"How kind of you to come so soon! Excuse my receiving you in my housekeeping-room; we shall not be interrupted here. Very plainly furnished, is it not? I dislike ostentation and display. Ornaments are out of place in a room devoted to domestic necessities. I hate domestic necessities. You notice the looking-glass? It's a present. I should never have put such a thing up. Perhaps my vanity excuses it."
She pointed the last remark by a look at herself in the glass; using it, while she despised it. Yes: there was a handsome face, paying her its reflected compliment—but not so well matched as it might have been by a handsome figure. Her feet were too large; her shoulders were too high; the graceful undulations of a well-made girl were absent when she walked; and her bosom was, to my mind, unduly developed for her time of life.
She sat down by me with her back to the light. Happening to be opposite to the window, I offered her the advantage of a clear view of my face. She waited for me, and I waited for her—and there was an awkward pause before we spoke. She set the example.
"Isn't it curious?" she remarked. "When two people have something particular to say to each other, and nothing to hinder them, they never seem to know how to say it. You are the oldest, sir. Why don't you begin?"
"Because I have nothing particular to say."
"In plain words, you mean that I must begin?"
"If you please."
"Very well. I want to know whether I have given you (and Miss Jillgall, of course) as much time as you want, and as many opportunities as you could desire?"

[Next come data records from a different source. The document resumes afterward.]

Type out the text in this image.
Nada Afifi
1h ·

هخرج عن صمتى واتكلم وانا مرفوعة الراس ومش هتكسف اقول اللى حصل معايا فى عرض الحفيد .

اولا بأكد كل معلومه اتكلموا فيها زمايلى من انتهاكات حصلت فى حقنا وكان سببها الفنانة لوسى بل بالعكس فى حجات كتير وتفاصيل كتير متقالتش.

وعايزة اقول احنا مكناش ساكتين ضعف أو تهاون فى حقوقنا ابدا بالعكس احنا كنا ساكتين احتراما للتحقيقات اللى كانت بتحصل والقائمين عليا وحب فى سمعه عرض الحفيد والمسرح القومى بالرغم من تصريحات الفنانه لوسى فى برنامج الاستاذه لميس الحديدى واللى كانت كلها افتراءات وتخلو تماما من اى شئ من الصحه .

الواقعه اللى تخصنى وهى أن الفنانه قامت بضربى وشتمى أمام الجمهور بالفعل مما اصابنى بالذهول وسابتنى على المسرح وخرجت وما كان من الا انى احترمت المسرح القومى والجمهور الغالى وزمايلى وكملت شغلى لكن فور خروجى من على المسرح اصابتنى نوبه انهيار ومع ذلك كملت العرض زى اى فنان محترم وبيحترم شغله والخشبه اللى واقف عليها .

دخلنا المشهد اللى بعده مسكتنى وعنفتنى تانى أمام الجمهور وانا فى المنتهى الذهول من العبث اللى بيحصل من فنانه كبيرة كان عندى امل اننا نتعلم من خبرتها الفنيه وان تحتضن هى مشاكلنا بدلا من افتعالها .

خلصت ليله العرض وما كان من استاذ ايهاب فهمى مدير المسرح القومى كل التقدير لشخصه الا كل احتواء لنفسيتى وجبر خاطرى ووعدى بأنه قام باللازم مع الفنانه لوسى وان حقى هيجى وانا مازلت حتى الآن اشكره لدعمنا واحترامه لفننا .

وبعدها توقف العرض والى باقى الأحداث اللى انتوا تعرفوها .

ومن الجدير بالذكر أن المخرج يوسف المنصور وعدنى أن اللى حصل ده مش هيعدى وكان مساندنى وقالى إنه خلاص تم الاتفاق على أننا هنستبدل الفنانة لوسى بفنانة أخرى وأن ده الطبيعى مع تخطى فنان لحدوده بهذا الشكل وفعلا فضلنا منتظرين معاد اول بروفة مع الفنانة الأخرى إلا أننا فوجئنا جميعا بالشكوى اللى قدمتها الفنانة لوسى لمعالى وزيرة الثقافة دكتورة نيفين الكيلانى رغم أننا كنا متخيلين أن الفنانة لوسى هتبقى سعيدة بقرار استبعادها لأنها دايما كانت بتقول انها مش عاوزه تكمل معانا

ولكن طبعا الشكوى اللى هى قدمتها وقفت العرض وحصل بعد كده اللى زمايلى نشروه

"Pray go on, Miss Helena."
"Have I not said enough already?"
"Not enough, I regret to say, to convey your meaning to me."
She drew her chair a little further away from me. "I am sadly disappointed," she said. "I had such a high opinion of your perfect candor. I thought to myself: There is such a striking expression of frankness in his face. Another illusion gone! I hope you won't think I am offended, if I say a bold word. I am only a young girl, to be sure; but I am not quite such a fool as you take me for. Do you really think I don't know that Miss Jillgall has been telling you everything that is bad about me; putting every mistake that I have made, every fault that I have committed, in the worst possible point of view? And you have listened to her—quite naturally! And you are prejudiced, strongly prejudiced, against me—what else could you be, under the circumstances? I don't complain; I have purposely kept out of your way, and out of Miss Jillgall's way; in short, I have afforded you every facility, as the prospectuses say. I only want to know if my turn has come at last. Once more, have I given you time enough, and opportunities enough?"
"A great deal more than enough."
"Do you mean that you have made up your mind about me without stopping to think?"
"That is exactly what I mean. An act of treachery, Miss Helena,
I got up to go. With an ironical gesture of remonstrance, she signed to me to sit down again.
"Must I remind you, dear sir, of our famous native virtue? Fair play is surely due to a young person who has nobody to take her part. You talked of treachery just how. I deny the treachery. Please give me a hearing."
I returned to my chair.
"Or would you prefer waiting," she went out, "till my sister comes here later in the day, and continues what Miss Jillgall has begun, with the great advantage of being young and nice-looking?"
When the female mind gets into this state, no wise man answers the female questions.
"Am I to take silence as meaning Go on?" Miss Helena inquired.
I begged her to interpret my silence in the sense most agreeable to herself.
This naturally encouraged her. She made a proposal:
"Do you mind changing places, sir?"
"Just as you like, Miss Helena."
We changed chairs; the light now fell full on her face. Had she deliberately challenged me to look into her secret mind if I could? Anything like the stark insensibility of that young girl to every refinement of feeling, to every becoming doubt of herself, to every customary timidity of her age and sex in the presence of a man who had not disguised his unfavorable opinion of her, I never met with in all my experience of the world and of women.
"I wish to be quite mistress of myself," she explained; "your face, for some reason which I really don't know, irritates me. The fact is, I have great pride in keeping my temper. Please make allowances. Now about Miss Jillgall. I suppose she told you how my sister first met with Philip Dunboyne?"
"Yes."
"She also mentioned, perhaps, that he was a highly-cultivated man?"
"She did."
"Now we shall get on. When Philip came to our town here, and saw me for the first time—Do you object to my speaking familiarly of him, by his Christian name?"
"In the case of any one else in your position, Miss Helena, I should venture to call it bad taste."